Fruit is naturally acidic, and frequent exposure to that acid takes a real toll on tooth enamel. Lab studies show that citrus fruits and pineapple juice significantly reduce enamel hardness and increase surface roughness, with lime juice causing the greatest damage due to its higher acidity. Citric acid dissolves the mineral content of enamel, weakening it and accelerating cavity formation. When you eat fruit at nearly every meal and snack, your teeth spend much of the day bathed in acid with little time to remineralize between exposures.

The Bone Health Paradox

Here is where the picture gets complicated. Moderate fruit intake is actually good for bones. A large study of middle-aged and elderly adults found that people who ate the most fruit had bone mineral density 1% to 2% higher than those who ate the least, with lower rates of osteoporosis. Fruit provides potassium, magnesium, vitamin C, and vitamin K, all of which support bone formation and help neutralize dietary acids that would otherwise leach calcium from bone.

But fruitarianism is not moderate fruit intake.

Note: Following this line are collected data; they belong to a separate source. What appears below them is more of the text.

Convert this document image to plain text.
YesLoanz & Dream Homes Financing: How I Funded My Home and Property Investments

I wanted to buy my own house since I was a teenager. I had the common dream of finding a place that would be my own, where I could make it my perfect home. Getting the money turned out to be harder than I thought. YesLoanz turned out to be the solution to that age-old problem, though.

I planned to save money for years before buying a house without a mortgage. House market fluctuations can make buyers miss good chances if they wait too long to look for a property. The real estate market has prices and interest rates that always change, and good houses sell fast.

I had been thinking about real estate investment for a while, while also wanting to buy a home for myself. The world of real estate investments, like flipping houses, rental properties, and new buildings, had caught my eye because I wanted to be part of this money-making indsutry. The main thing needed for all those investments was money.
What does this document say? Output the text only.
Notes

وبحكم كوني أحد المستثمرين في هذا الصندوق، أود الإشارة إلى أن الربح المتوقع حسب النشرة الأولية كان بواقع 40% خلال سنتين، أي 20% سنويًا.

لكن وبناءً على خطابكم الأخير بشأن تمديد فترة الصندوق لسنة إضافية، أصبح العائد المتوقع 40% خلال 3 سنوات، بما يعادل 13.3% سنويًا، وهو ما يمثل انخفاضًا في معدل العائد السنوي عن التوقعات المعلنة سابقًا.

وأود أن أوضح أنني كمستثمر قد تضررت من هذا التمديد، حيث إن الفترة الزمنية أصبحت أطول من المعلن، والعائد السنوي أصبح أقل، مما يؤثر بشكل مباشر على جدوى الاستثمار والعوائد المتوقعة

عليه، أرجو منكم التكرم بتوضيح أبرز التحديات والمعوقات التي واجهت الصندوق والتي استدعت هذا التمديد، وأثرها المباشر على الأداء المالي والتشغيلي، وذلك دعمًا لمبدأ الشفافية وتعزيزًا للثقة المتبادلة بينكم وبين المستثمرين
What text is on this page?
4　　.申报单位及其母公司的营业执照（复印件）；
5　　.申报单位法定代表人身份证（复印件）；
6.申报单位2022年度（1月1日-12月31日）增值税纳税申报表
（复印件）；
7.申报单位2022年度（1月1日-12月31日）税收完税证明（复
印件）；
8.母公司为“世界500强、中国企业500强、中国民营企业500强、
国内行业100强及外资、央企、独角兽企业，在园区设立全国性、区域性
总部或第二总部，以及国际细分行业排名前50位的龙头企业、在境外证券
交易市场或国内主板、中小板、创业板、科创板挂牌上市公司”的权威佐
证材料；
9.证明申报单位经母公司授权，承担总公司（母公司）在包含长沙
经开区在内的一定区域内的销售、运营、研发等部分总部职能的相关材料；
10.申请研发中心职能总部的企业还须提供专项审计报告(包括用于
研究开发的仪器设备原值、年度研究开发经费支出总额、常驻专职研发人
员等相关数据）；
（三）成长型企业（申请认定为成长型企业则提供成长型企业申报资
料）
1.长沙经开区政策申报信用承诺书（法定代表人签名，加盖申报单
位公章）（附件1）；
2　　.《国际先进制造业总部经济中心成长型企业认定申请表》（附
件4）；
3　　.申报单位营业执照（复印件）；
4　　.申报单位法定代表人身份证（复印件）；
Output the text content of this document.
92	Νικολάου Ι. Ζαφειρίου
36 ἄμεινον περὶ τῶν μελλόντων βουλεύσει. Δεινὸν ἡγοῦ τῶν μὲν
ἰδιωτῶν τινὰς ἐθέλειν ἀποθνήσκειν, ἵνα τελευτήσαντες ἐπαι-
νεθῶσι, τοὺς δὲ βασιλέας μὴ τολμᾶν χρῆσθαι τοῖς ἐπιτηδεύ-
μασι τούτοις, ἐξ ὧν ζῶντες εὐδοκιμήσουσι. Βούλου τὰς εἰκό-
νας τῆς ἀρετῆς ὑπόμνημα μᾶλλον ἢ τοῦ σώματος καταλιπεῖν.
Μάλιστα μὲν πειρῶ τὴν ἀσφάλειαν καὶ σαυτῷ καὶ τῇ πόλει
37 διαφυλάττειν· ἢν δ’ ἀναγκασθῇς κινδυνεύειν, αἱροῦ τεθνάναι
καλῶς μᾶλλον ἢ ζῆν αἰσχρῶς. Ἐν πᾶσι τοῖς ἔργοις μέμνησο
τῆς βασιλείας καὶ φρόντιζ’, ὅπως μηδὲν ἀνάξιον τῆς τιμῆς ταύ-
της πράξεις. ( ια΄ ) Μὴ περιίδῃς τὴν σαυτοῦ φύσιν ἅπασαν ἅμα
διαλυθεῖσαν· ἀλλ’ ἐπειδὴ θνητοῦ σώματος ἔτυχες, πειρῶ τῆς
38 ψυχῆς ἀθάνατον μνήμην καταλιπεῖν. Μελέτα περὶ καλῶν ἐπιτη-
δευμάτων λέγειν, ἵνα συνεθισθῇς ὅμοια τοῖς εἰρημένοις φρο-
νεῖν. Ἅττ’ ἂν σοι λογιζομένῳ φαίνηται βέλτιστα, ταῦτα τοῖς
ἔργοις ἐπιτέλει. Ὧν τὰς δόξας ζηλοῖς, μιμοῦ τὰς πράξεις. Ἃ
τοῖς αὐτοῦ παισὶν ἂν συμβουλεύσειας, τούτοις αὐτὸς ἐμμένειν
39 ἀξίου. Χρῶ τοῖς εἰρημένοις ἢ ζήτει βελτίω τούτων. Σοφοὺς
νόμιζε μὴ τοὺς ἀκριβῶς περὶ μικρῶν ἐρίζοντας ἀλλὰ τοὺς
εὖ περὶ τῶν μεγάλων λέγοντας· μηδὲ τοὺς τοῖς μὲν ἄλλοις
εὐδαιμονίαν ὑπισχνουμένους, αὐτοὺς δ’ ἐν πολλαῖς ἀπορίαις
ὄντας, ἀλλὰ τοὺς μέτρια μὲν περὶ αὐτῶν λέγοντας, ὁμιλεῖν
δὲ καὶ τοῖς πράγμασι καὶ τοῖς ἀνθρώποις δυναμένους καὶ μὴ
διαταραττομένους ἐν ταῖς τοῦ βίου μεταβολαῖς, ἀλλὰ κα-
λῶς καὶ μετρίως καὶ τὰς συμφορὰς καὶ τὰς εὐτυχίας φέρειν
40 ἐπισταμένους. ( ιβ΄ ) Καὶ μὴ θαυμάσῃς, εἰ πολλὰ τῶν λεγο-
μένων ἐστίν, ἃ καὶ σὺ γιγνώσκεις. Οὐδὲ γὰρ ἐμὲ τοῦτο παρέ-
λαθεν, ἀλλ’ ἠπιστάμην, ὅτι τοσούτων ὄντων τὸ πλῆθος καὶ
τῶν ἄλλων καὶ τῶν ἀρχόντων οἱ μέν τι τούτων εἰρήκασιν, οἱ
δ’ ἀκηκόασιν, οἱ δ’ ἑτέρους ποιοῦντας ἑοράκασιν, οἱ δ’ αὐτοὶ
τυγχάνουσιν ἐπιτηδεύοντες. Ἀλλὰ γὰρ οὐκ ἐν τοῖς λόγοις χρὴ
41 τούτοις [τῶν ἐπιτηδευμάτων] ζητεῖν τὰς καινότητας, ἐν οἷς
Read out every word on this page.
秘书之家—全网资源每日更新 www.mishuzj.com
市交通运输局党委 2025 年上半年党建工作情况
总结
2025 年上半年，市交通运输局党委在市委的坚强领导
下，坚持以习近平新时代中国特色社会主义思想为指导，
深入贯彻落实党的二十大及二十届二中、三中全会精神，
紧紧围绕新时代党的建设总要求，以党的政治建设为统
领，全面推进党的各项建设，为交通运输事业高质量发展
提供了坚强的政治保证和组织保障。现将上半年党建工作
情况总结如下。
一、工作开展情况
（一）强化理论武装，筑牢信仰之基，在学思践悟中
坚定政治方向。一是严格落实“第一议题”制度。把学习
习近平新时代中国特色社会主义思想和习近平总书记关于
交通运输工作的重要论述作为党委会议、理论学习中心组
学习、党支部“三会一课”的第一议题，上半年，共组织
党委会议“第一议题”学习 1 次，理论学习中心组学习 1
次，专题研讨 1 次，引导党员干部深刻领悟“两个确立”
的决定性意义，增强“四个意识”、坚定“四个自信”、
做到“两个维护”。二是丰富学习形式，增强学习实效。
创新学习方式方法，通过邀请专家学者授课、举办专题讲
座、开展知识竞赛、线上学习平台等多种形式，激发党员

The problem is that a fruit-only diet lacks adequate calcium and vitamin D, the two nutrients most directly responsible for building and maintaining bone density. So while the vitamins and minerals in fruit support bone health in one way, the absence of calcium-rich foods undermines it in another. Over months and years, the deficiency side of that equation tends to win.

Who Should Avoid This Diet

Fruitarianism poses heightened risks for several groups. People with diabetes or prediabetes face dangerous blood sugar swings and worsening insulin resistance from the constant fructose load. Anyone with kidney disease needs to be cautious about the high potassium content in many fruits, which the kidneys may not be able to clear efficiently. The diet is also particularly risky for children, pregnant people, and older adults, all of whom have higher protein and calcium needs that fruit simply cannot meet.

If the idea of eating more fruit appeals to you, a fruit-heavy diet that still includes vegetables, whole grains, legumes, nuts, and seeds captures the benefits of fruit without the serious nutritional trade-offs. That middle ground lets you build meals around the foods you enjoy while keeping your body supplied with the protein, fats, vitamins, and minerals that fruit alone cannot provide.